00:10:27: And circling back to the tech foundation, the Silicon and the cloud are key partnership areas.
00:10:33: Augustine Friedl noted Qualcomm's auto design wind pipeline hit forty-five billion dollars.
00:10:38: Forty-five
00:10:39: billion.
00:10:40: shows their big push into SDV and AI.
00:10:43: Huge numbers.
00:10:44: And the cloud partnerships are delivering efficiency games too.
00:10:47: Dr.
00:10:47: Henning Rudolph shared how Vallejo working with AWS on virtual testing environments.
00:10:52: A cloud-managed tester.
00:10:53: Yeah, it's cutting ECU software development cycles by up to forty percent.
00:10:56: Bringing that hill-like capability into the cloud really speeds things up.
00:11:01: Okay, so pulling all these threads together from the last couple of weeks, what's the main takeaway?
00:11:04: I think it's this clear shift.
00:11:06: The industry is moving beyond being just defined by software.
00:11:10: It's now aiming to be driven by intelligence.
00:11:12: But, and this is the crucial part, success hinges entirely on pragmatic execution, meaning simulation-first development, adopting these new open operating models, and frankly, having the financial and cultural stamina to navigate these major shifts.
00:11:26: Right.
00:11:27: Well, if you enjoy this deep dive, new additions drop every two weeks.
00:11:30: Also, check out our other additions on electrification and battery technology, future mobility and market evolution, and commercial fleet insights.

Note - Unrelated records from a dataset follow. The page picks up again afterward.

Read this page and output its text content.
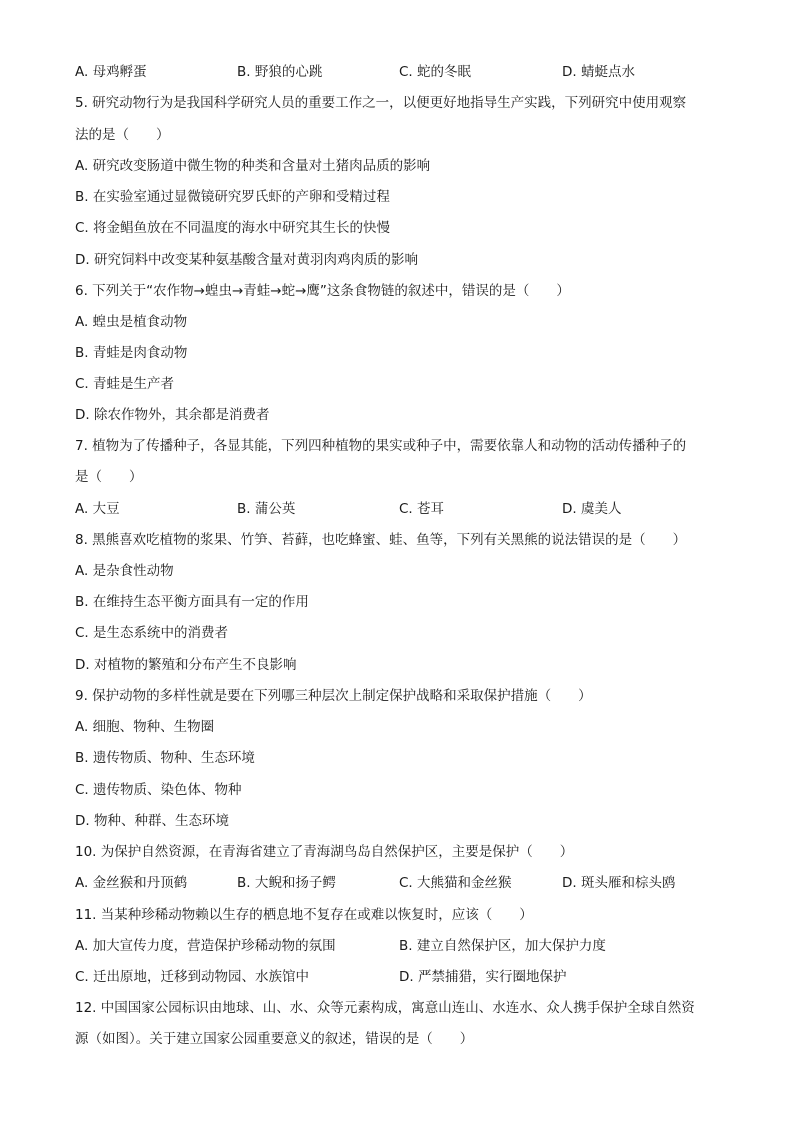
A. 母鸡孵蛋	B. 野狼的心跳	C. 蛇的冬眠	D. 蜻蜓点水
5. 研究动物行为是我国科学研究人员的重要工作之一，以便更好地指导生产实践，下列研究中使用观察
法的是（　　）
A. 研究改变肠道中微生物的种类和含量对土猪肉品质的影响
B. 在实验室通过显微镜研究罗氏虾的产卵和受精过程
C. 将金鲳鱼放在不同温度的海水中研究其生长的快慢
D. 研究饲料中改变某种氨基酸含量对黄羽肉鸡肉质的影响
6. 下列关于“农作物→蝗虫→青蛙→蛇→鹰”这条食物链的叙述中，错误的是（　　）
A. 蝗虫是植食动物
B. 青蛙是肉食动物
C. 青蛙是生产者
D. 除农作物外，其余都是消费者
7. 植物为了传播种子，各显其能，下列四种植物的果实或种子中，需要依靠人和动物的活动传播种子的
是（　　）
A. 大豆	B. 蒲公英	C. 苍耳	D. 虞美人
8. 黑熊喜欢吃植物的浆果、竹笋、苔藓，也吃蜂蜜、蛙、鱼等，下列有关黑熊的说法错误的是（　　）
A. 是杂食性动物
B. 在维持生态平衡方面具有一定的作用
C. 是生态系统中的消费者
D. 对植物的繁殖和分布产生不良影响
9. 保护动物的多样性就是要在下列哪三种层次上制定保护战略和采取保护措施（　　）
A. 细胞、物种、生物圈
B. 遗传物质、物种、生态环境
C. 遗传物质、染色体、物种
D. 物种、种群、生态环境
10. 为保护自然资源，在青海省建立了青海湖鸟岛自然保护区，主要是保护（　　）
A. 金丝猴和丹顶鹤	B. 大鲵和扬子鳄	C. 大熊猫和金丝猴	D. 斑头雁和棕头鸥
11. 当某种珍稀动物赖以生存的栖息地不复存在或难以恢复时，应该（　　）
A. 加大宣传力度，营造保护珍稀动物的氛围	B. 建立自然保护区，加大保护力度
C. 迁出原地，迁移到动物园、水族馆中	D. 严禁捕猎，实行圈地保护
12. 中国国家公园标识由地球、山、水、众等元素构成，寓意山连山、水连水、众人携手保护全球自然资
源（如图）。关于建立国家公园重要意义的叙述，错误的是（　　）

00:11:38: And before we wrap up, here's something to think about.
00:11:40: We see these massive AI investments, like VW's billion euros, happening at the same time as tough restructuring, like the Bosch cuts.
00:11:49: So is the ultimate success of this intelligence-defined vehicle going to be a sprint one by the absolute smartest tech?
00:11:55: Or is it more of a marathon, won by the companies with the deepest pockets and the most adaptable culture?
00:12:00: Something to ponder.
00:12:01: Thanks for diving deep with us today.
00:12:02: We'll catch you on the next one.